Les mouvements migratoires en Méditerranée du Sud et de l’Est vers le Nord sont également liés à la situation géopolitique. L’Orient méditerranéen et certaines parties de l’Afrique du Nord sont ravagés depuis une dizaine d’années par des guerres civiles. Les violences exercées à l’encontre des populations entraînent des flux de déplacés qui fuient la guerre afin de sauver leur vie. La Syrie est touchée par un conflit interétatique majeur lié au régime autoritaire du président Assad et aux massacres commis par le groupe terroriste Daech. En 2015, au plus fort de la crise opposant le groupe Daech à l’État syrien, ce sont plus d’un million de migrants venus de Syrie et d’Irak qui sont arrivés en Europe pour demander l’asile politique. L’Allemagne a accueilli le plus grand nombre de ces déplacés.

En France, les demandes d’asile sont gérées par l’Office français de protection des réfugiés et apatrides (OFPRA). En 2018, il y a environ 120 000 demandeurs qui viennent principalement d’Afghanistan, d’Albanie, de Géorgie et de Guinée. Environ un quart des demandes aboutissent et permettent d’obtenir un statut de réfugiés, c'est-à-dire que les trois quarts des demandes sont refusées. Au niveau européen, la France est un pays dans lequel le nombre d’étrangers est inférieur à la moyenne européenne : 7 % de sa population est d’origine étrangère. Les étrangers vivant en France sont pour un tiers d’entre eux d’origine européenne.

c. Migrations clandestines

Face à la fermeture des frontières européennes tant à l’immigration économique que politique, les mouvements migratoires se font de manière clandestine. Des migrants tentent de traverser la Méditerranée de façon illégale. Ils viennent du Maghreb, du Moyen Orient et également d’Afrique centrale (Nigeria). Ils fuient la pauvreté et les persécutions politiques dans des États en guerre ou encore menacés par les groupes terroristes comme le Mali et le Burkina Faso. Pour cela, ils embarquent sur des bateaux de fortune, parfois des canots pneumatiques.

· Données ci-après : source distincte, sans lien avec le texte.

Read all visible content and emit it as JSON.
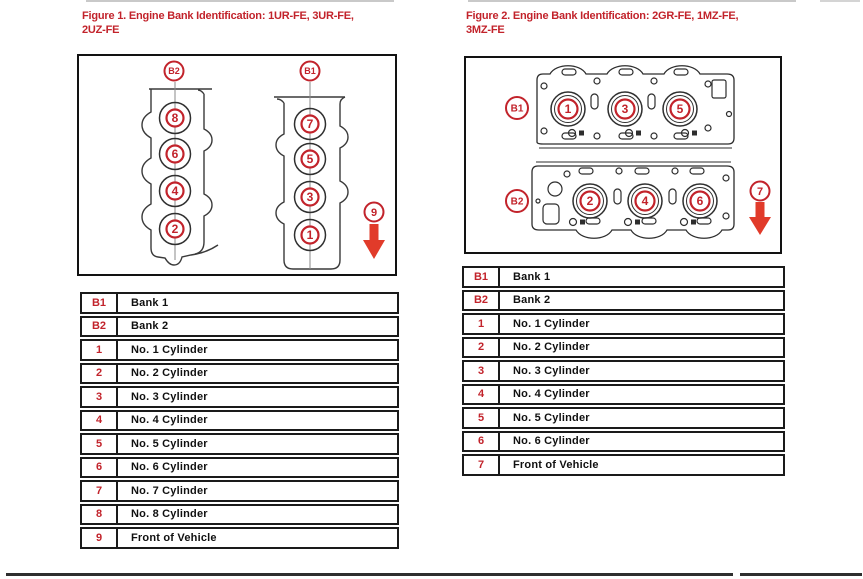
{
  "colors": {
    "red": "#c2232b",
    "arrow_red": "#e13b2a",
    "line_dark": "#2f2f2f"
  },
  "figure1": {
    "title_lines": [
      "Figure 1. Engine Bank Identification: 1UR-FE, 3UR-FE,",
      "2UZ-FE"
    ],
    "diagram": {
      "bank_labels": [
        "B2",
        "B1"
      ],
      "bank_b2_cylinders": [
        "8",
        "6",
        "4",
        "2"
      ],
      "bank_b1_cylinders": [
        "7",
        "5",
        "3",
        "1"
      ],
      "front_of_vehicle_marker": "9"
    },
    "legend": [
      {
        "key": "B1",
        "label": "Bank 1"
      },
      {
        "key": "B2",
        "label": "Bank 2"
      },
      {
        "key": "1",
        "label": "No. 1 Cylinder"
      },
      {
        "key": "2",
        "label": "No. 2 Cylinder"
      },
      {
        "key": "3",
        "label": "No. 3 Cylinder"
      },
      {
        "key": "4",
        "label": "No. 4 Cylinder"
      },
      {
        "key": "5",
        "label": "No. 5 Cylinder"
      },
      {
        "key": "6",
        "label": "No. 6 Cylinder"
      },
      {
        "key": "7",
        "label": "No. 7 Cylinder"
      },
      {
        "key": "8",
        "label": "No. 8 Cylinder"
      },
      {
        "key": "9",
        "label": "Front of Vehicle"
      }
    ]
  },
  "figure2": {
    "title_lines": [
      "Figure 2. Engine Bank Identification: 2GR-FE, 1MZ-FE,",
      "3MZ-FE"
    ],
    "diagram": {
      "bank_labels": [
        "B1",
        "B2"
      ],
      "bank_b1_cylinders": [
        "1",
        "3",
        "5"
      ],
      "bank_b2_cylinders": [
        "2",
        "4",
        "6"
      ],
      "front_of_vehicle_marker": "7"
    },
    "legend": [
      {
        "key": "B1",
        "label": "Bank 1"
      },
      {
        "key": "B2",
        "label": "Bank 2"
      },
      {
        "key": "1",
        "label": "No. 1 Cylinder"
      },
      {
        "key": "2",
        "label": "No. 2 Cylinder"
      },
      {
        "key": "3",
        "label": "No. 3 Cylinder"
      },
      {
        "key": "4",
        "label": "No. 4 Cylinder"
      },
      {
        "key": "5",
        "label": "No. 5 Cylinder"
      },
      {
        "key": "6",
        "label": "No. 6 Cylinder"
      },
      {
        "key": "7",
        "label": "Front of Vehicle"
      }
    ]
  }
}
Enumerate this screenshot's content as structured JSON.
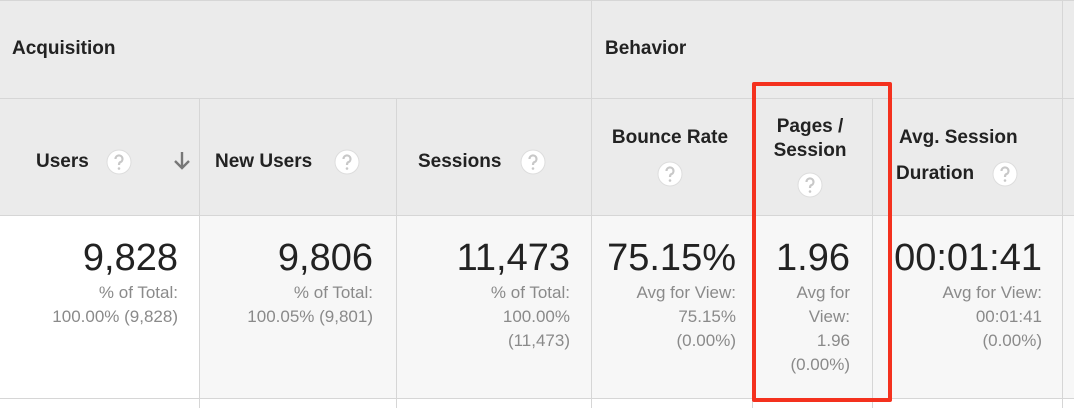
{
  "header_groups": [
    "Acquisition",
    "Behavior"
  ],
  "columns": [
    {
      "label": [
        "Users"
      ],
      "value": "9,828",
      "summary": [
        "% of Total:",
        "100.00% (9,828)"
      ]
    },
    {
      "label": [
        "New Users"
      ],
      "value": "9,806",
      "summary": [
        "% of Total:",
        "100.05% (9,801)"
      ]
    },
    {
      "label": [
        "Sessions"
      ],
      "value": "11,473",
      "summary": [
        "% of Total:",
        "100.00%",
        "(11,473)"
      ]
    },
    {
      "label": [
        "Bounce Rate"
      ],
      "value": "75.15%",
      "summary": [
        "Avg for View:",
        "75.15%",
        "(0.00%)"
      ]
    },
    {
      "label": [
        "Pages /",
        "Session"
      ],
      "value": "1.96",
      "summary": [
        "Avg for",
        "View:",
        "1.96",
        "(0.00%)"
      ]
    },
    {
      "label": [
        "Avg. Session",
        "Duration"
      ],
      "value": "00:01:41",
      "summary": [
        "Avg for View:",
        "00:01:41",
        "(0.00%)"
      ]
    }
  ]
}
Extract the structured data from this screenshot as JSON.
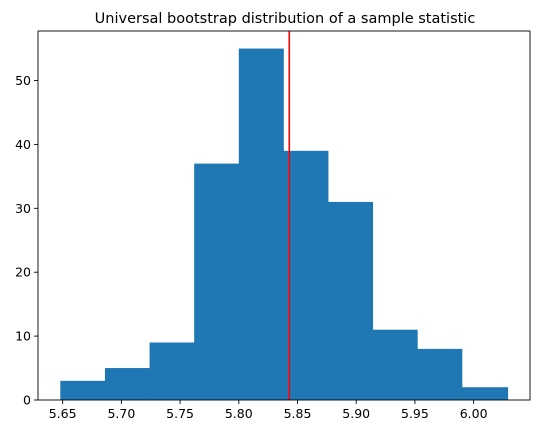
{
  "chart_data": {
    "type": "bar",
    "title": "Universal bootstrap distribution of a sample statistic",
    "xlabel": "",
    "ylabel": "",
    "bins": [
      {
        "x0": 5.648,
        "x1": 5.686,
        "count": 3
      },
      {
        "x0": 5.686,
        "x1": 5.724,
        "count": 5
      },
      {
        "x0": 5.724,
        "x1": 5.762,
        "count": 9
      },
      {
        "x0": 5.762,
        "x1": 5.8,
        "count": 37
      },
      {
        "x0": 5.8,
        "x1": 5.838,
        "count": 55
      },
      {
        "x0": 5.838,
        "x1": 5.876,
        "count": 39
      },
      {
        "x0": 5.876,
        "x1": 5.914,
        "count": 31
      },
      {
        "x0": 5.914,
        "x1": 5.952,
        "count": 11
      },
      {
        "x0": 5.952,
        "x1": 5.99,
        "count": 8
      },
      {
        "x0": 5.99,
        "x1": 6.029,
        "count": 2
      }
    ],
    "reference_line": {
      "x": 5.843,
      "color": "#ff0000"
    },
    "xlim": [
      5.629,
      6.048
    ],
    "ylim": [
      0,
      57.75
    ],
    "xticks": [
      5.65,
      5.7,
      5.75,
      5.8,
      5.85,
      5.9,
      5.95,
      6.0
    ],
    "xtick_labels": [
      "5.65",
      "5.70",
      "5.75",
      "5.80",
      "5.85",
      "5.90",
      "5.95",
      "6.00"
    ],
    "yticks": [
      0,
      10,
      20,
      30,
      40,
      50
    ],
    "ytick_labels": [
      "0",
      "10",
      "20",
      "30",
      "40",
      "50"
    ],
    "grid": false,
    "bar_color": "#1f77b4",
    "axis_color": "#000000"
  }
}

La traversée est organisée par des passeurs clandestins qui demandent des sommes très importantes, souvent plus de 10 000 €, pour organiser le passage. Le mauvais état des bateaux et le blocage des routes par les États européens comme l’Italie est bien souvent responsable de la noyade des migrants. Entre 2014 et 2018, 17 000 personnes sont mortes ou portées disparues en Méditerranée en tentant la traversée maritime sur des embarcations de fortune.

3. Mouvements touristiques : migrations de courte durée

Aux flux de longue durée voire définitifs qui caractérisent les migrations économiques et politiques s’opposent les flux touristiques qui sont de courte durée, de l’ordre de quelques jours à quelques semaines.

Le bassin méditerranéen est l’un des grands centres du tourisme mondial. Chaque année et particulièrement en été, d'immenses flux de population convergent vers les régions du littoral. L’Europe accueille à elle seule près de 40 % du tourisme mondial dont une partie se dirige vers les régions de la Méditerranée même si les grandes villes du Nord, comme Londres et Paris, sont les plus visitées du continent. Ces flux proviennent largement des pays du nord de l’Europe à la recherche du soleil et de paysages exceptionnels. Contrairement à ce que l’on imagine, le tropisme méditerranéen se fait vers la rive nord, c'est-à-dire la France, l’Espagne et l’Italie. Les régions du Sud, si elles sont fréquentées comme l’Afrique du Nord, attirent moins de visiteurs. C’est donc un tourisme Nord-Nord qui caractérise les migrations temporaires.